Whoops, I drifted into a little dramatised fiction there. As anyone with any sense knows, to fully maintain your online ‘privacy’, if I may use that twee term, you need to build everything from the ground up. No cheating by using a server hosting company, either. I’m talking about getting your own routers and your own AS and your own cables if need be, and hosting everything privately, preferably in a country without a history of cooperating with foreign armies. Full crypto, booby trapped filesystems, the works.

I might have just convinced myself to keep at least a few email domains off the G. Their motto may be ‘Don’t be evil’, but I don’t think you’d like Google as an enemy.

Google conquers another front

Saturday, November 10th, 2007

Over the last week I have started migrating my domains to Google Apps.

Google Apps is google’s package of services to essentially host an organisation’s entire IT setup. This is a completely full service offering, from email hosting, to webhosting, including office apps like word processor, spreadsheet and shared calendaring, which are of course all (nearly) perfectly integrated with each other. Did I also mention that it’s free?

You can sign up for them as different types of organisation (school, small business, corporate, family/groups) and each is free for up to a certain number of users, and with a certain level of features However, unlike most free versions, they haven’t been greedy and made the free versions a crippled, broken version that no one is expected to actually use.

Paying extra will let you access their API to integrate your existing databases with the google apps.

Why switch?

For me, email is the only real compelling reason to use google apps. I run my own mail servers, and have done so for many years. It’s not a bad setup, with multiple domains, mailboxes, antispam, etc. A number of my friends have accounts on them. The reason I set up the mail system in the first place was the same as why I set up a lot of other things, to figure out how it worked, and for the novelty. After running them for over half a decade and looking after an isp’s email too, the novelty had decidedly worn off. Now, they are merely a liability. Cost is an issue, but I also have to worry about backups, security, performance, etc. Losing everyone’s email is not really an option. Having said all that, Postfix has been faultless as ever, and together with MySQL, amavis, spamassassin, postgrey (for greylisting) and courier-imap, the system has the same level of features as any I could mention, and I never really need to worry about it. I haven’t had to do any maintenance at all in the last 6 months.

The switch

I switched a test domain first. You sign up and you get given a list of MX servers to put into your DNS records for that domain. That done, you have to verify your domain, by putting a magically named CNAME record in the zone file too. For me this was straightforward but I can imagine that someone who doesn’t spend all day working with dns and email might find this bit tricky.
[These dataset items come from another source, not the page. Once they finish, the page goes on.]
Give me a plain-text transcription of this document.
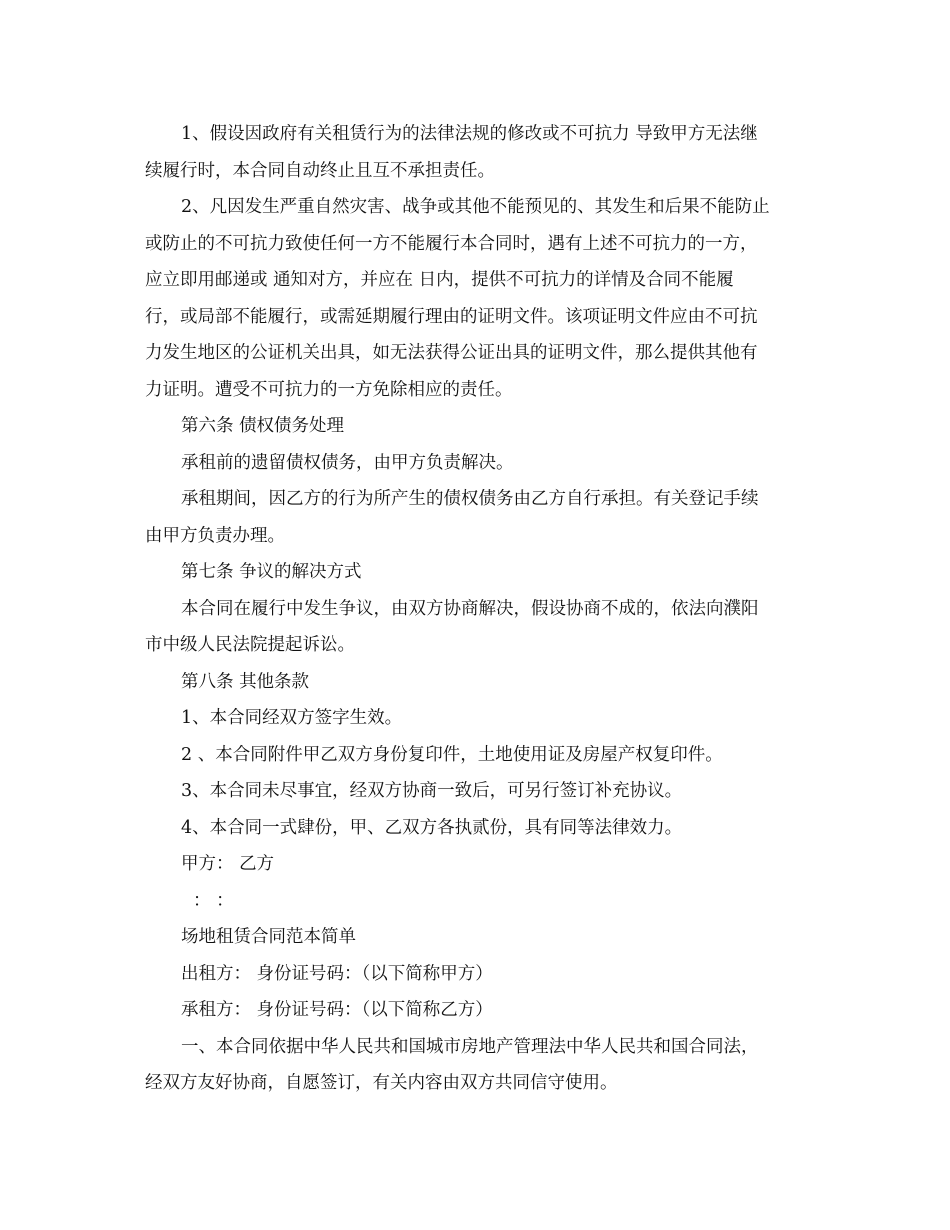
1、假设因政府有关租赁行为的法律法规的修改或不可抗力 导致甲方无法继
续履行时，本合同自动终止且互不承担责任。
2、凡因发生严重自然灾害、战争或其他不能预见的、其发生和后果不能防止
或防止的不可抗力致使任何一方不能履行本合同时，遇有上述不可抗力的一方，
应立即用邮递或 通知对方，并应在 日内，提供不可抗力的详情及合同不能履
行，或局部不能履行，或需延期履行理由的证明文件。该项证明文件应由不可抗
力发生地区的公证机关出具，如无法获得公证出具的证明文件，那么提供其他有
力证明。遭受不可抗力的一方免除相应的责任。
第六条 债权债务处理
承租前的遗留债权债务，由甲方负责解决。
承租期间，因乙方的行为所产生的债权债务由乙方自行承担。有关登记手续
由甲方负责办理。
第七条 争议的解决方式
本合同在履行中发生争议，由双方协商解决，假设协商不成的，依法向濮阳
市中级人民法院提起诉讼。
第八条 其他条款
1、本合同经双方签字生效。
2 、本合同附件甲乙双方身份复印件，土地使用证及房屋产权复印件。
3、本合同未尽事宜，经双方协商一致后，可另行签订补充协议。
4、本合同一式肆份，甲、乙双方各执贰份，具有同等法律效力。
甲方： 乙方
： ：
场地租赁合同范本简单
出租方： 身份证号码：（以下简称甲方）
承租方： 身份证号码：（以下简称乙方）
一、本合同依据中华人民共和国城市房地产管理法中华人民共和国合同法，
经双方友好协商，自愿签订，有关内容由双方共同信守使用。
Google has a bit of a difficult situation here, in that people who register a domain tend to leave it with the registrar and this kind of thing is generally not done. Not sure what they can do to smooth the process. If you don’t have a domain, those smart hordes at google have a solution. You buy your domain through google, via godaddy.com. After signing up with the strangely named dns registrar, they will take care of all of that.
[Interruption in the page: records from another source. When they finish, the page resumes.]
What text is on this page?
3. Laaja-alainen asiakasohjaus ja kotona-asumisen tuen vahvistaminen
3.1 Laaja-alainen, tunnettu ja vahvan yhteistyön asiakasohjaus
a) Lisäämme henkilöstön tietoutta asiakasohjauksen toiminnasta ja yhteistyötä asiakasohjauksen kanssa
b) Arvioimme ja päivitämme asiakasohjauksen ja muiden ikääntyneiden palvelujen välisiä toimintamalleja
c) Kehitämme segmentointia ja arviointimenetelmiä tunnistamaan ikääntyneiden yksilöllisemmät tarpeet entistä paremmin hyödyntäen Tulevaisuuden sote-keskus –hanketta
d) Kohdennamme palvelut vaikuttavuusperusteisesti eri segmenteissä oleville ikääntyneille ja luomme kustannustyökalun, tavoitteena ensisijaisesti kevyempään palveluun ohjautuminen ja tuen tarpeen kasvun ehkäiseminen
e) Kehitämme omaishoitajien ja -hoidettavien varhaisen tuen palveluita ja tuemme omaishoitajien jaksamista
After that dns faff, it went extremely smoothly. You can set up the users you want, you set up aliases, etc. You can even make one domain mirror the setup of another, so user@foo is also user@bar. That’s pretty useful. After you switch the MX records, the email starts flowing into google instantly, without any fuss. Having never really used gmail before, it took me a couple of days to get used to it’s approach to email, but its growing on me. With IMAP access too, I could simply use it as I have used my previous email system. Nice.